EX-99 3 r8k_20080815exh991.htm STIFEL PRESS RELEASE AUGUST 15, 2008 For further information contact:

 

 

STIFEL FINANCIAL CORP.
Form 8-K Dated August 15, 2008
Exhibit 99.1: Press Release

[Stifel Financial Corp. logo] Stifel Financial News

One Financial Plaza
501 North Broadway
St. Louis, MO 63102
(314) 342-2000

For further information contact:

            James M. Zemlyak, Chief Financial Officer

            (314) 342-2228 zemlyakj@stifel.com

For Immediate Release

Stifel Financial Corp. Reports Contingent Payment

 

St. Louis, Missouri - August 15, 2008 - Stifel Financial Corp. (NYSE: "SF") (the Company) announced today that it has issued 233,500 shares of it $0.15 par value common stock to BancAtlantic Bancorp, Inc. (NYSE: "BBX") for an advance of the Private Client Contingent Payment (PCCP) as additional consideration for the purchase of Ryan Beck Holdings, Inc., which the Company acquired on February 28, 2007. The Company agreed to prepay $10 million of the estimated $23 million PCCP, based upon annualized revenue production to date, which is due and payable after the two year earn out period ending February 28, 2009.  The Company has elected to make the payment in shares in lieu of cash.

Company Information

Stifel Financial Corp. operates 184 offices in 31 states and the District of Columbia through its principal subsidiary, Stifel Nicolaus and Company, Inc., and 3 European offices through Stifel Nicolaus Limited. Stifel Nicolaus provides securities brokerage, investment banking, trading, investment advisory, commercial and retail banking and related financial services to individual investors, professional money managers, businesses, and municipalities. Stifel Bank & Trust offers a full range of consumer and commercial lending solutions. To learn more about Stifel, please visit the Company's web site at www.stifel.com.

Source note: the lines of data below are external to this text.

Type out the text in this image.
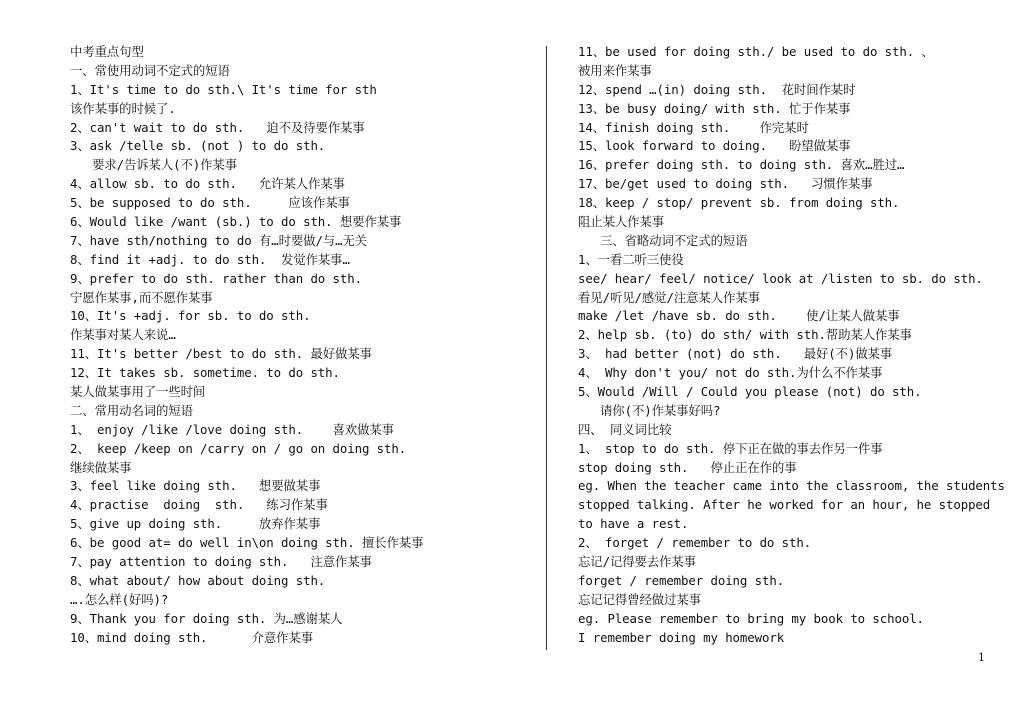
中考重点句型
一、常使用动词不定式的短语
1、It's time to do sth.\ It's time for sth
该作某事的时候了.
2、can't wait to do sth.   迫不及待要作某事
3、ask /telle sb. (not ) to do sth.
要求/告诉某人(不)作某事
4、allow sb. to do sth.   允许某人作某事
5、be supposed to do sth.     应该作某事
6、Would like /want (sb.) to do sth. 想要作某事
7、have sth/nothing to do 有…时要做/与…无关
8、find it +adj. to do sth.  发觉作某事…
9、prefer to do sth. rather than do sth.
宁愿作某事,而不愿作某事
10、It's +adj. for sb. to do sth.
作某事对某人来说…
11、It's better /best to do sth. 最好做某事
12、It takes sb. sometime. to do sth.
某人做某事用了一些时间
二、常用动名词的短语
1、 enjoy /like /love doing sth.    喜欢做某事
2、 keep /keep on /carry on / go on doing sth.
继续做某事
3、feel like doing sth.   想要做某事
4、practise  doing  sth.   练习作某事
5、give up doing sth.     放弃作某事
6、be good at= do well in\on doing sth. 擅长作某事
7、pay attention to doing sth.   注意作某事
8、what about/ how about doing sth.
….怎么样(好吗)?
9、Thank you for doing sth. 为…感谢某人
10、mind doing sth.      介意作某事
11、be used for doing sth./ be used to do sth. 、
被用来作某事
12、spend …(in) doing sth.  花时间作某时
13、be busy doing/ with sth. 忙于作某事
14、finish doing sth.    作完某时
15、look forward to doing.   盼望做某事
16、prefer doing sth. to doing sth. 喜欢…胜过…
17、be/get used to doing sth.   习惯作某事
18、keep / stop/ prevent sb. from doing sth.
阻止某人作某事
三、省略动词不定式的短语
1、一看二听三使役
see/ hear/ feel/ notice/ look at /listen to sb. do sth.
看见/听见/感觉/注意某人作某事
make /let /have sb. do sth.    使/让某人做某事
2、help sb. (to) do sth/ with sth.帮助某人作某事
3、 had better (not) do sth.   最好(不)做某事
4、 Why don't you/ not do sth.为什么不作某事
5、Would /Will / Could you please (not) do sth.
请你(不)作某事好吗?
四、 同义词比较
1、 stop to do sth. 停下正在做的事去作另一件事
stop doing sth.   停止正在作的事
eg. When the teacher came into the classroom, the students
stopped talking. After he worked for an hour, he stopped
to have a rest.
2、 forget / remember to do sth.
忘记/记得要去作某事
forget / remember doing sth.
忘记记得曾经做过某事
eg. Please remember to bring my book to school.
I remember doing my homework
1
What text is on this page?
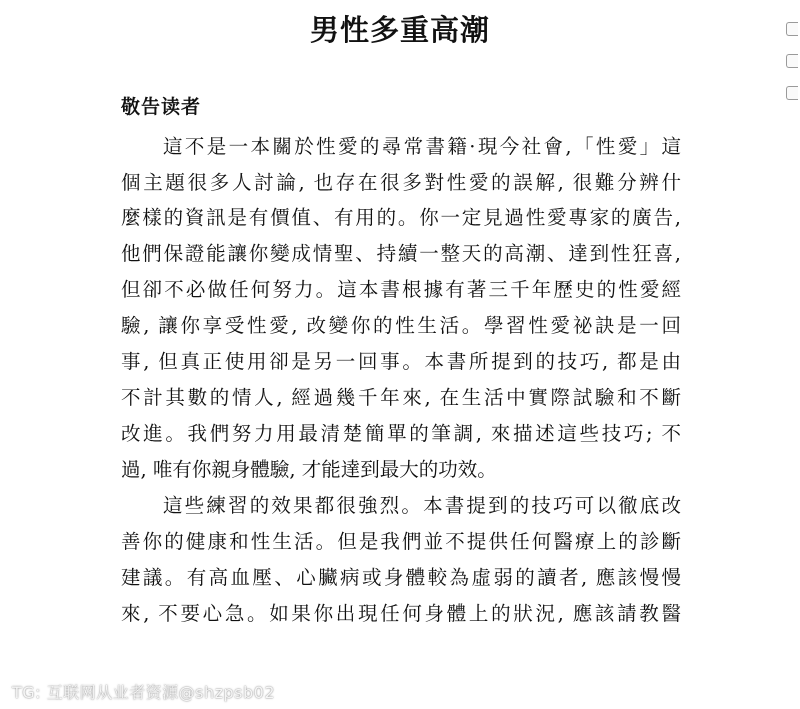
男性多重高潮
敬告读者
這不是一本關於性愛的尋常書籍·現今社會,「性愛」這
個主題很多人討論, 也存在很多對性愛的誤解, 很難分辨什
麼樣的資訊是有價值、有用的。你一定見過性愛專家的廣告,
他們保證能讓你變成情聖、持續一整天的高潮、達到性狂喜,
但卻不必做任何努力。這本書根據有著三千年歷史的性愛經
驗, 讓你享受性愛, 改變你的性生活。學習性愛祕訣是一回
事, 但真正使用卻是另一回事。本書所提到的技巧, 都是由
不計其數的情人, 經過幾千年來, 在生活中實際試驗和不斷
改進。我們努力用最清楚簡單的筆調, 來描述這些技巧; 不
過, 唯有你親身體驗, 才能達到最大的功效。
這些練習的效果都很強烈。本書提到的技巧可以徹底改
善你的健康和性生活。但是我們並不提供任何醫療上的診斷
建議。有高血壓、心臟病或身體較為虛弱的讀者, 應該慢慢
來, 不要心急。如果你出現任何身體上的狀況, 應該請教醫
TG: 互联网从业者资源@shzpsb02
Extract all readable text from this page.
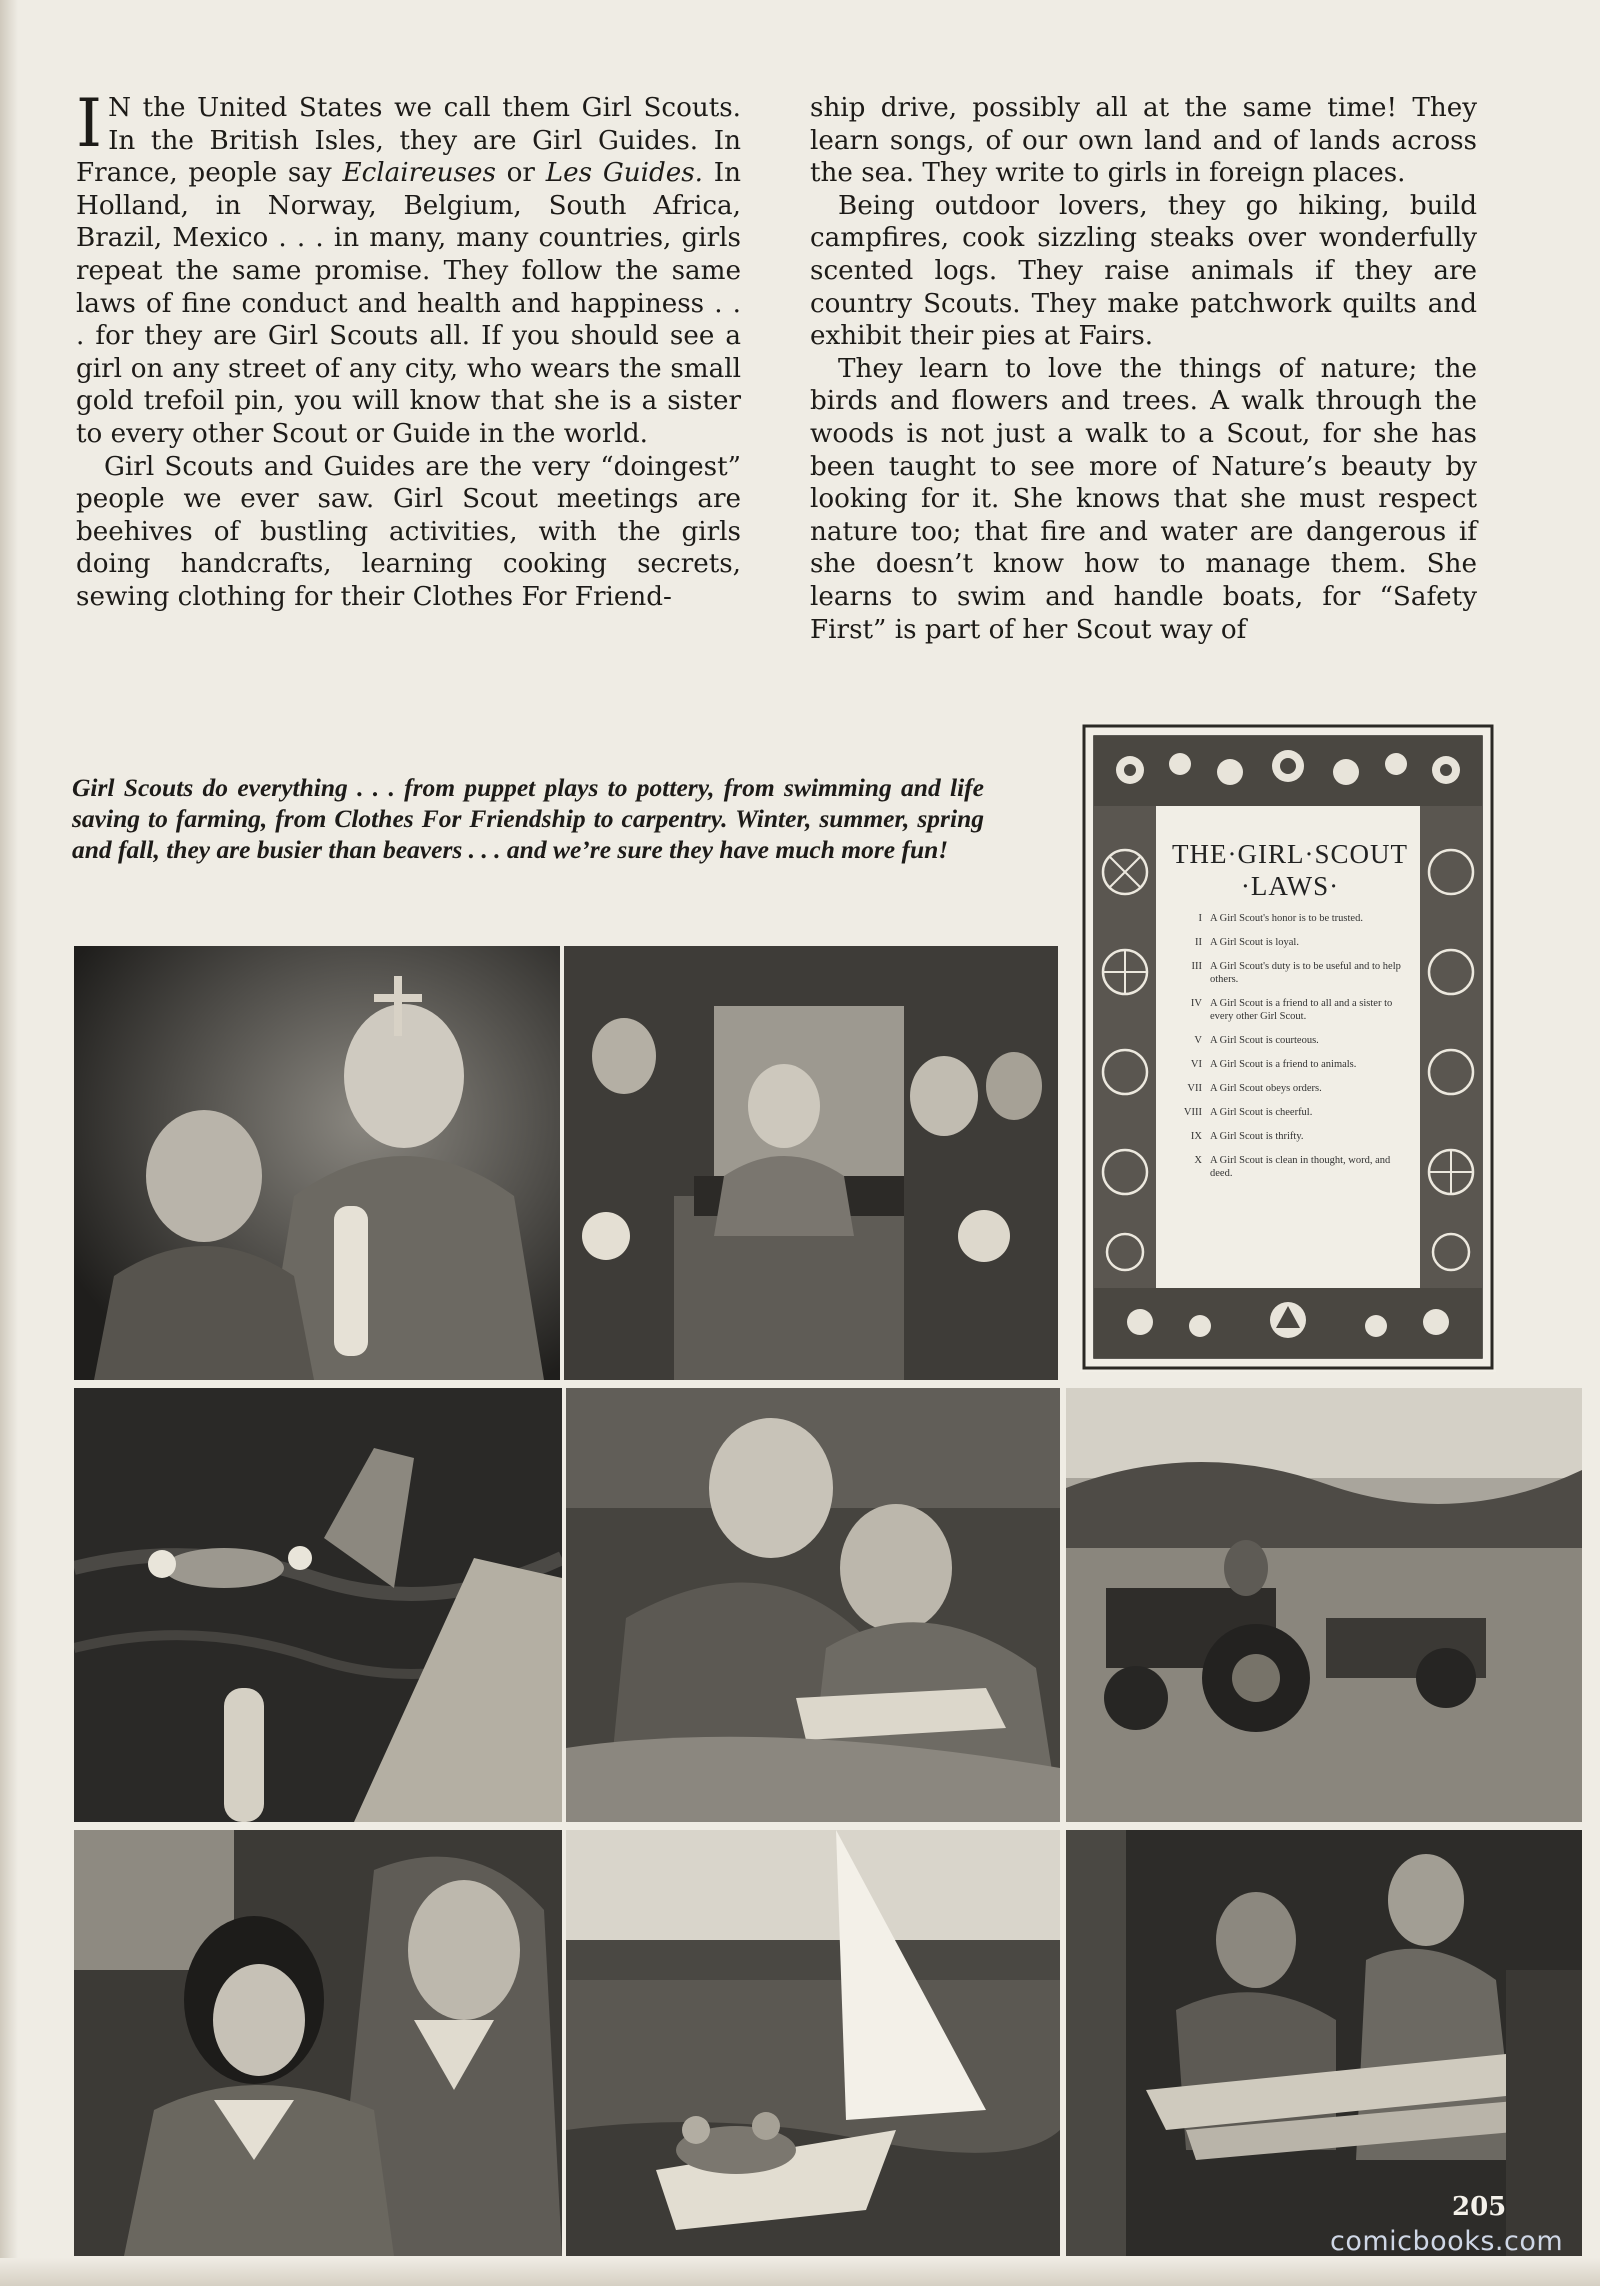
I N the United States we call them Girl Scouts. In the British Isles, they are Girl Guides. In France, people say Eclaireuses or Les Guides. In Holland, in Norway, Belgium, South Africa, Brazil, Mexico . . . in many, many countries, girls repeat the same promise. They follow the same laws of fine conduct and health and happiness . . . for they are Girl Scouts all. If you should see a girl on any street of any city, who wears the small gold trefoil pin, you will know that she is a sister to every other Scout or Guide in the world.

Girl Scouts and Guides are the very “doingest” people we ever saw. Girl Scout meetings are beehives of bustling activities, with the girls doing handcrafts, learning cooking secrets, sewing clothing for their Clothes For Friend-

ship drive, possibly all at the same time! They learn songs, of our own land and of lands across the sea. They write to girls in foreign places.

Being outdoor lovers, they go hiking, build campfires, cook sizzling steaks over wonderfully scented logs. They raise animals if they are country Scouts. They make patchwork quilts and exhibit their pies at Fairs.

They learn to love the things of nature; the birds and flowers and trees. A walk through the woods is not just a walk to a Scout, for she has been taught to see more of Nature’s beauty by looking for it. She knows that she must respect nature too; that fire and water are dangerous if she doesn’t know how to manage them. She learns to swim and handle boats, for “Safety First” is part of her Scout way of

Girl Scouts do everything . . . from puppet plays to pottery, from swimming and life saving to farming, from Clothes For Friendship to carpentry. Winter, summer, spring and fall, they are busier than beavers . . . and we’re sure they have much more fun!	THE·GIRL·SCOUT
·LAWS·
I A Girl Scout's honor is to be trusted.
II A Girl Scout is loyal.
III A Girl Scout's duty is to be useful and to help others.
IV A Girl Scout is a friend to all and a sister to every other Girl Scout.
V A Girl Scout is courteous.
VI A Girl Scout is a friend to animals.
VII A Girl Scout obeys orders.
VIII A Girl Scout is cheerful.
IX A Girl Scout is thrifty.
X A Girl Scout is clean in thought, word, and deed.
205
comicbooks.com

Forward-Looking Statements

This press release contains certain statements that may be deemed to be "forward-looking statements" within the meaning of Section 27A of the Securities Act of 1933 and Section 21E of the Securities Exchange Act of 1934.  All statements in this press release not dealing with historical results are forward-looking and are based on various assumptions.  The forward-looking statements in this press release are subject to risks and uncertainties that could cause actual results to differ materially from those expressed in or implied by the statements.  Factors that may cause actual results to differ materially from those contemplated by such forward-looking statements include, among other things, the following possibilities:  the ability to successfully integrate the acquired companies; a material adverse change in the financial condition,; the risk of borrower, depositor and other customer attrition; a change in general business and economic conditions; changes in the interest rate environment, deposit flows, loan demand, real estate values, and competition; changes in accounting principles, policies or guidelines; changes in legislation and regulation; other economic, competitive, governmental, regulatory, geopolitical, and technological factors affecting the companies' operations, pricing, and services; and other risk factors referred to from time to time in filings made by Stifel with the Securities and Exchange Commission.  Forward-looking statements speak only as to the date they are made.  Stifel does not undertake to update forward-looking statements to reflect circumstances or events that occur after the date the forward-looking statements are made. Stifel disclaims any intent or obligation to update these forward-looking statements.